Stamatakis: Calculating the value of class

By Nick Stamatakis

School’s starting again — get your calculators out. Just because this is the student newspaper doesn’t mean I can’t contribute to your education. School’s starting again — get your calculators out. Just because this is the student newspaper doesn’t mean I can’t contribute to your education.

Take your effective semester tuition, divide it by how many classes you have, and then divide it by 15, the number of weeks in a semester sans finals. If we pretend that tuition only funds lectures (this is only an exercise) what you will roughly end up with is how much you are spending for a week in a certain class.

If you are a Pennsylvania native enrolled in a standard three-lectures-a-week class with a standard 15-credit course load, you are paying a bit more than 30 bucks for each lecture.

With this economic equivalent in mind, you can see how much you are “losing” by not going to a lecture.
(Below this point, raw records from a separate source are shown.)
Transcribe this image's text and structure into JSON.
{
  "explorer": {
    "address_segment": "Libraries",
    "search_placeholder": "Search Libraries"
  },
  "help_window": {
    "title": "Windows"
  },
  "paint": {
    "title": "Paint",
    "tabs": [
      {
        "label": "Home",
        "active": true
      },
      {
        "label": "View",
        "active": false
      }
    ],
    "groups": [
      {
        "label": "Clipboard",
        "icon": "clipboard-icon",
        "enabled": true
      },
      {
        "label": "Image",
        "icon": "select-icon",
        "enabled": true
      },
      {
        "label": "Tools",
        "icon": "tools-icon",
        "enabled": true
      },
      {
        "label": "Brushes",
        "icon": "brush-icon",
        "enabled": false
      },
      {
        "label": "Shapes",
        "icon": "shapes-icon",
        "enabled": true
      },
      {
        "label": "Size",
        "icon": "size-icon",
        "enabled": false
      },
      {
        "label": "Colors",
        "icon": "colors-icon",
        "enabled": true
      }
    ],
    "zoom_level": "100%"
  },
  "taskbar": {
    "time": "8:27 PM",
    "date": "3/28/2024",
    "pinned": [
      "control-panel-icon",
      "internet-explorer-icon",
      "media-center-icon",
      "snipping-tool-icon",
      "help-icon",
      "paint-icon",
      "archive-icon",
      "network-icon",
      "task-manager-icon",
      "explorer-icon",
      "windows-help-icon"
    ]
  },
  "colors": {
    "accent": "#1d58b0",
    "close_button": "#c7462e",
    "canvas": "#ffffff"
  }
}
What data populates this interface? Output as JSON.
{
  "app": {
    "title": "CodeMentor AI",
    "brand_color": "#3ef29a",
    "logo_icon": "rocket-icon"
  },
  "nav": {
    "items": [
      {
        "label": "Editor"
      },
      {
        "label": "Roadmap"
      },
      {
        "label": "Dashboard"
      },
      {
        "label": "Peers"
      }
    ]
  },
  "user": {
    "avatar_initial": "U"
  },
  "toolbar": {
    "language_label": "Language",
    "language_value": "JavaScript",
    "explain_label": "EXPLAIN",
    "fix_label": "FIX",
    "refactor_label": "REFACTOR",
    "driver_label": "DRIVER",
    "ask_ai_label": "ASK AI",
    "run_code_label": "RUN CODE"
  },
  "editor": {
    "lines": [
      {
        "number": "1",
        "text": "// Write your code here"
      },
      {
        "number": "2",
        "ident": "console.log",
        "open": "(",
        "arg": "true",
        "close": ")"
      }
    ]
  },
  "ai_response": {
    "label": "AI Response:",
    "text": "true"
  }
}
Sleep through Intro to Macroeconomics, and you’ve lost 30 dollars — or about five $6.79 steak burritos from Chipotle. A hangover through two Friday classes would cost you 17 $3.52 Bic Mac sandwiches. And blowing off five Monday classes for a skip in the park would cost you about 12 $11.95 Market Central swipes.

While the comparison is grounded in a simplification, I personally have found breaking down lecture time into a food-cost comparison has proven to be the most effective way to make good life decisions about whether to go to class. If my payoff for skipping will be greater than the monetary equivalent of 30 packages of Fun Dip, I elect to not go. More often, the reasoning results in the good decision to go to class.

The idea of breaking down abstract goods like class and education into more concrete goods, like 15 bags of Wonder Bread, helps to move us from relative thinking to absolute thinking. Relative thinking is the reason why people will drive across town to save $5 on a $10 sandwich but won’t drive across town to save $5 on a $100 toaster. Because we perceive gains and losses in percentages — relative gains and losses — we will suboptimally decline to travel for the toaster, ignoring the fact that in both cases, we will be $5 richer and happier. Relative thinking can accordingly lead to bad decisions.

Relative thinking is especially dangerous because, generally speaking, it encourages people to overvalue things in cheap settings and undervalue things in expensive settings, according to Ofer H. Azar of the University of the Negev in Israel in a 2008 paper. Education, with its large price tag, is one thing that can consequently become quite undervalued.

When the decision is between sleeping through a class and going to it, a relative thinker will not grasp the magnitude of the loss. Sleeping through one class a week, or 6 percent of all classes, isn’t that big of a deal. But thinking absolutely with a $30 class benchmark, one skipped class a week costs 150 $5.99 Five Guys burgers a year.

So, skipping one class a week, theoretically at least, is the same as throwing away 150 burgers. This makes the decision to skip a lot less attractive. And if you are an out-of-stater paying higher rates, the difference is even more dramatic.

As mentioned, my Theory of Food and Learning Equivalency is largely fanciful. For one, we don’t pay our tuition to get minutes of lecture, but for the knowledge and future earnings we will get from that lecture. For another thing, our return on our investment arguably isn’t even affected by our attendance in Intro to Cultural Anthropology or Creative Writing. Plus, when we pay our tuition at the beginning of the year, we have already paid our roughly 1,750 Five Guys trips. The cost is sunk, and our attendance has no effect on that fact. Finally, even though we pay $30 per lecture, the actual value of a lecture might be far greater or far less..

This is why I would never argue this theory as fact. The $30 benchmark just helps me to get my money’s worth from the University. It just becomes a convenient way to think about a class in more economic terms when I know actual attendance might not be particularly beneficial. If my alternative is less enjoyable than 120 gumballs, then I might as well go to class. If my alternative is more enjoyable than 120 gumballs, then I probably won’t go.

So for the 2011-12 school year, consider thinking more about food before you hit the snooze button for the eighth time.